Before he even gets the chance to apologize, the three of us begin to shift chairs and fold up tables. When we are done, I sink into my own chair to see what's in store for us. After Margaret explains what needs to get done right away, I glance over my shoulder out the window behind me to see that the snow is still falling. This is going to be a long night.


Thursday, January 6, 2011

Writer's Block

I was so excited to be able to come home for lunch today. Not because I actually get to sit down and chill for a while, or even because I don't have to spend my limited college kid dollars on something greasy from the PAD. Actually, it was because I've been going non-stop for days, and there have been so many thoughts racing through my head that I've been itching to write down.

But as I sat down with my nice cozy blanket and my laptop I drew a big, fat, ugly blank.

It's not as if I don't remember what I intended to write about. In fact, I have a whole list of things written down. (Yeah, I'm that ridiculous about it.) But for whatever reason, the right words aren't coming to me. It's a good old fashioned case of writer's block.

I can only assume that this is my brain's way of telling me that it's too busy worrying about everything else that still needs to get done to come up with something creative and interesting to say. So all I have to say is; well played, brain. Well played.

Saturday, January 1, 2011

I don't believe in New Year's resolutions.


It's that time of year again: when everyone starts making promises to themselves to do something different. Work out more, procrastinate less. Keep a closer eye on finances, be more spontaneous, maintain a 4.0 GPA. Volunteer for a cause, help a person in need. Become generally more attractive, more healthy, more responsible, and most importantly, more happy.

And then after a few days, weeks, or (if you're really desperate) months you start to lose momentum, and eventually just fall back into your old habits. i.e. being generally less attractive, less healthy, less responsible, and less happy than you intended to be.

And what have you gained? Probably not a whole lot.

I think the problem isn't that people set goals that are unrealistic, but rather that they're setting these goals half-heartedly, and for the wrong reasons.
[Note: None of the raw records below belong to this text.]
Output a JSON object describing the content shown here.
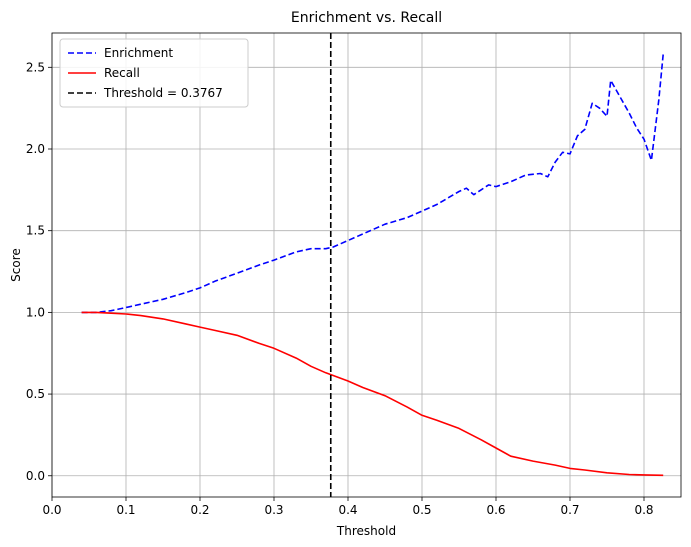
{
  "chart_data": {
    "type": "line",
    "title": "Enrichment vs. Recall",
    "xlabel": "Threshold",
    "ylabel": "Score",
    "xlim": [
      0.0,
      0.85
    ],
    "ylim": [
      -0.13,
      2.71
    ],
    "xticks": [
      0.0,
      0.1,
      0.2,
      0.3,
      0.4,
      0.5,
      0.6,
      0.7,
      0.8
    ],
    "xtick_labels": [
      "0.0",
      "0.1",
      "0.2",
      "0.3",
      "0.4",
      "0.5",
      "0.6",
      "0.7",
      "0.8"
    ],
    "yticks": [
      0.0,
      0.5,
      1.0,
      1.5,
      2.0,
      2.5
    ],
    "ytick_labels": [
      "0.0",
      "0.5",
      "1.0",
      "1.5",
      "2.0",
      "2.5"
    ],
    "grid": true,
    "legend_position": "top-left",
    "series": [
      {
        "name": "Enrichment",
        "color": "#0000ff",
        "style": "dashed",
        "x": [
          0.04,
          0.06,
          0.08,
          0.1,
          0.12,
          0.15,
          0.18,
          0.2,
          0.22,
          0.25,
          0.28,
          0.3,
          0.33,
          0.35,
          0.37,
          0.38,
          0.4,
          0.42,
          0.45,
          0.48,
          0.5,
          0.52,
          0.55,
          0.56,
          0.57,
          0.58,
          0.59,
          0.6,
          0.62,
          0.64,
          0.66,
          0.67,
          0.68,
          0.69,
          0.7,
          0.71,
          0.72,
          0.73,
          0.74,
          0.75,
          0.755,
          0.76,
          0.77,
          0.78,
          0.79,
          0.8,
          0.81,
          0.82,
          0.826
        ],
        "y": [
          1.0,
          1.0,
          1.01,
          1.03,
          1.05,
          1.08,
          1.12,
          1.15,
          1.19,
          1.24,
          1.29,
          1.32,
          1.37,
          1.39,
          1.39,
          1.4,
          1.44,
          1.48,
          1.54,
          1.58,
          1.62,
          1.66,
          1.74,
          1.76,
          1.72,
          1.75,
          1.78,
          1.77,
          1.8,
          1.84,
          1.85,
          1.83,
          1.92,
          1.98,
          1.97,
          2.08,
          2.12,
          2.28,
          2.25,
          2.2,
          2.42,
          2.38,
          2.3,
          2.22,
          2.13,
          2.06,
          1.93,
          2.3,
          2.58
        ]
      },
      {
        "name": "Recall",
        "color": "#ff0000",
        "style": "solid",
        "x": [
          0.04,
          0.06,
          0.08,
          0.1,
          0.12,
          0.15,
          0.18,
          0.2,
          0.22,
          0.25,
          0.28,
          0.3,
          0.33,
          0.35,
          0.37,
          0.4,
          0.42,
          0.45,
          0.48,
          0.5,
          0.52,
          0.55,
          0.58,
          0.6,
          0.62,
          0.65,
          0.68,
          0.7,
          0.72,
          0.75,
          0.78,
          0.8,
          0.826
        ],
        "y": [
          1.0,
          1.0,
          0.995,
          0.99,
          0.98,
          0.96,
          0.93,
          0.91,
          0.89,
          0.86,
          0.81,
          0.78,
          0.72,
          0.67,
          0.63,
          0.58,
          0.54,
          0.49,
          0.42,
          0.37,
          0.34,
          0.29,
          0.22,
          0.17,
          0.12,
          0.09,
          0.065,
          0.045,
          0.035,
          0.018,
          0.008,
          0.005,
          0.003
        ]
      },
      {
        "name": "Threshold = 0.3767",
        "color": "#000000",
        "style": "dashed",
        "vline_x": 0.3767
      }
    ]
  }
}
Rather than trying to improve themselves for the sake of their happiness and well being, they take the ideal version of themselves and promise to become that person because they were too lazy/unmotivated/busy/distracted to do it beforehand. And they think that because it's a new year, everything will be different all of a sudden. That it's some sort of chance to "start over."

But it's just another day. And aside from all the hype and celebration, nothing really changes. So this whole "New Year's resolution" thing is just something that makes people think they're going to improve their lives without actually having to put forth the effort to do it.

I'm constantly trying to better myself as a person. I try to be kinder, healthier, more confident, more generous, more courageous, more everything. But this is something I do and think about all year. It has nothing to do with dates and new beginnings. It's really not even about setting goals and working toward them. It's about waking up each day and doing it all better than I did the previous day.

So really, I don't have any New Year's resolutions. Because there's nothing that I want to do that I'm not already in the process of doing. There's nothing about me that I want to change that I'm not already trying to change. And so far it's all been working out pretty well.